Bill Hemmer: Police in Canada now say the gunman in the attack acted alone. Serious questions that remain about whether or not this was yet another instance of a so-called lone wolf attack. Steve Emerson, executive director of the Investigative Project on Terrorism, with me now. Steve, how are you? And good morning to you. You have some sources up on Ottawa. What are you picking up now that we have not yet learned?
Steve Emerson: Canada is no different than the United States. For the last few years, last decade or so, they have experienced at least a dozen major aborted plots to attack major targets [in Canada] including government facilities as well as [other] facilities in [Canada and] the United States. All of them have been stopped with the assistance of either Canadian intelligence or US intelligence. The sound bite you played by Walid Phares was right on, was spot on. The issue is if the government can get inside our minds then they could stop acts of terrorism. But the issue is the point of activization. You can be radical but not cross the line; you are believing in a radical theology. Once you cross that line into carrying out a criminal predicate, then it's illegal, then the government has the right to stop you. So taking away your passport isn't going to stop you from carrying out an act of violence.
Hemmer: Yeah you're precisely right about that. Just so our viewers know, this man's passport was confiscated. So too are the passports of 90 other suspected Islamic radicals that the Canadians are watching right now. You mentioned Walid Phares. To our viewers who did not hear that, here's what he said on the record last night.
Clip of Walid Phares: The pool of individuals who are like Rouleau and Bibeau, both in the United States and in Canada, is pretty big. How are we going to be able to determine which one is going to act is the real problem of counterintelligence services.
Hemmer: How we are able to determine which one will act is the real problem of counterintelligence. How do you address that Steve?
Emerson: That is the quintessential problem because when the government becomes too intrusive, when it starts listening to conversations, taking down your phone numbers, looking at the books that you read at the library, the public gets outraged, that's invading your privacy. Yet those are all indicators, potential indicators of whether you are potentially going to carry out an act of terrorism or whether you're interested in carrying out an act of terrorism. And yet the problem is that if you are not interested and yet the government does intrude on your privacy, everyone yells, well this is an invasion of your civil liberties. In a free society there's always going to be this tension here. After 9/11 there was no controversy at all about passing the Patriot Act. I think it passed 99-1. Today if you had a vote in the Congress about the Patriot Act, I'm not so sure it would pass. Maybe it would pass today, but maybe it wouldn't have passed last week.
Hemmer: It just has a way of rubbing off and the intensity we give the topic rubs off after time. We were speaking last hour with a great guest who was telling us that you need to raise the terror alert just to make sure the thing still work. They did this in Canada, I don't know if that is something you would support here. Is that even necessary in our country?

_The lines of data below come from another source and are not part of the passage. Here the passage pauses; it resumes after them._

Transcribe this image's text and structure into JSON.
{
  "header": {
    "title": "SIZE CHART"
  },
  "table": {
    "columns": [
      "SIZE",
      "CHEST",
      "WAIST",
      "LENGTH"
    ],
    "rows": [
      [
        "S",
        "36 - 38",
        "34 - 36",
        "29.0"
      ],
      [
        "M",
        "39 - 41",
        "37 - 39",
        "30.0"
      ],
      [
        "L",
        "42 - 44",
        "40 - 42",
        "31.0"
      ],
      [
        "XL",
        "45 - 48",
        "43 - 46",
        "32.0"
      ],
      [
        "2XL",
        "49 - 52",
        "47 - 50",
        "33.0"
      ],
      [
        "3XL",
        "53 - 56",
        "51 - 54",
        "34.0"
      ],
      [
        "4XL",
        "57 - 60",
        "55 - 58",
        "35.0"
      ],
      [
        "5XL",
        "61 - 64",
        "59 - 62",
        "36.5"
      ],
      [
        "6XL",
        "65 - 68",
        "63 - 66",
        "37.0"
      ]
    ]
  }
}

Emerson: Well you remember we went through the color alerts. The issue of the alerts is a psychological thing; the purpose is to raise the public awareness. But the reality is, Bill, that the public awareness is raised really only through one thing - through fear. And that fear is engendered ironically through the success of attacks like the ones that were carried out in Canada over the last three days. When the FBI is successful in stopping attacks, the public doesn't realize the magnitude of damage and death that could occur. So they're almost victims of their own success. That's the real irony in stopping attacks.
Hemmer: Steve, it is good to get your analysis here. Thanks for coming back with us today. Steve Emerson out of Washington, DC.